As the population ages, fewer and fewer people will die from cardiovascular disease. More and more will die from cancer, making it the major contender for the title of major cause of death in the United States. As most people know, treatments for cancer have not made an appreciable dent in mortality rates for the more common cancers. Scientists are now looking closely at the other end of the disease chain--prevention.
Recently, three researchers at the School of Public Health completed their study of a chemopreventive agent for liver cancer and concluded that it works on humans. Their study marks the first time that anyone has altered the metabolism of carcinogens in people in the context of a clinical trial and analyzed the results. The study appears in the Feb. 17 issue of the Journal of the National Cancer Institute.
The researchers' story begins some 20 years ago in eastern China in the agricultural village of Qidong, where liver cancer accounts for one out of every 10 adult deaths. It was there that the team of Jia-Sheng Wang, Thomas Kensler and John Groopman, all from the Department of Environmental Health Sciences, first identified the two major factors that caused liver cancer.
They were hepatitis B, or HBV, and aflatoxin, a fungus that thrived on the corn and peanut crops in the humid, delta area that holds the village of Qidong. The researchers' work showed that HBV teamed with aflatoxin made a potent carcinogen. People exposed to both risk factors were 60 percent more likely to get liver cancer than those with no exposure. In Qidong 10 percent of the population are chronic carriers of HBV, and 95 percent of those tested showed evidence of exposure to aflatoxin.
The researchers decided to see if they could reduce the odds of getting liver cancer by finding a way to block aflatoxin from acting as a carcinogen.
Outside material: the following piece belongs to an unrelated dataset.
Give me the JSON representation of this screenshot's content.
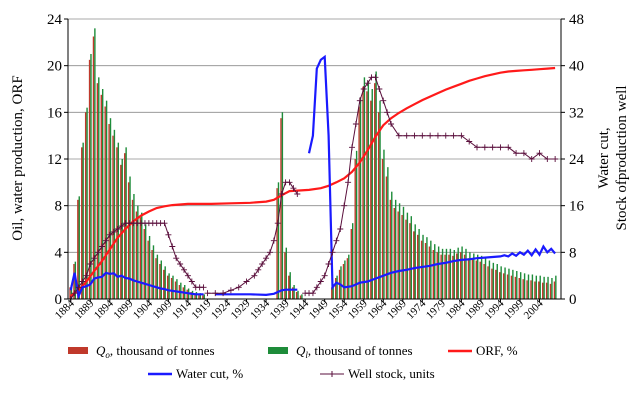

The tool they used was oltipraz.
Originally developed as an antiparasitic drug for schistosomiasis, oltipraz had been shown to inhibit liver cancer development in cell culture and animal studies.
"We know a lot about how aflatoxin works," Kensler said. "We were able to develop the analytic tools to measure aflatoxin elimination, and that enabled us to see if oltipraz made a difference in that process."
They were looking to see if oltipraz could change the way a person's body metabolized aflatoxin so that the aflatoxin would become harmless and pass out of the body. The team screened more than 1,000 people and admitted 233 men and women into the study. All had detectable aflatoxin in their blood, were in good general health and had no history of major chronic illnesses. They were divided into three groups. One group received 125 mg of oltipraz every day for eight weeks, the second group received 500 mg of oltipraz once a week for eight weeks, and the third received a placebo.
The oltipraz changed the way people metabolized aflatoxin. Like most environmental carcinogens, aflatoxin is metabolized by multiple enzymes in a process with many steps. Each step can be altered. Oltipraz stimulates phase 2 enzymes, which enhance the detoxification of aflatoxin and make it easier for the body to get rid of it. "It acts like a skateboard, whisking away the aflatoxin before it reaches cellular DNA and alters it," Kensler said.
In other words, the oltipraz keeps the aflatoxin from acting as a carcinogen.
Groopman said, "We can't prove that we've prevented a single liver cancer in China, but our oltipraz study gives proof of principle. We have proved that we can alter the underlying mechanisms that protect cells from becoming cancerous."
The second phase of their clinical trials has already started. In this phase, the researchers will try to determine in greater detail exactly how the oltipraz works in the metabolic process. They will also look at the effects of oltipraz on the body, since it is traditionally used for short-term treatment, not for long-term prevention.
The successful development of chemopreventive agents is still an uncharted process. Although the oltipraz study does not define a generic paradigm for the development of chemopreventive agents, it does document the major structural elements that must be considered. Eventually, the researchers hope to move toward a non-drug-based strategy that provides the same protection. Groopman said, "The grand strategy here would be to develop a food source that provides the same protection at a lower cost."
Understanding how the metabolic process works is critical because it allows researchers most effectively to design an intervention.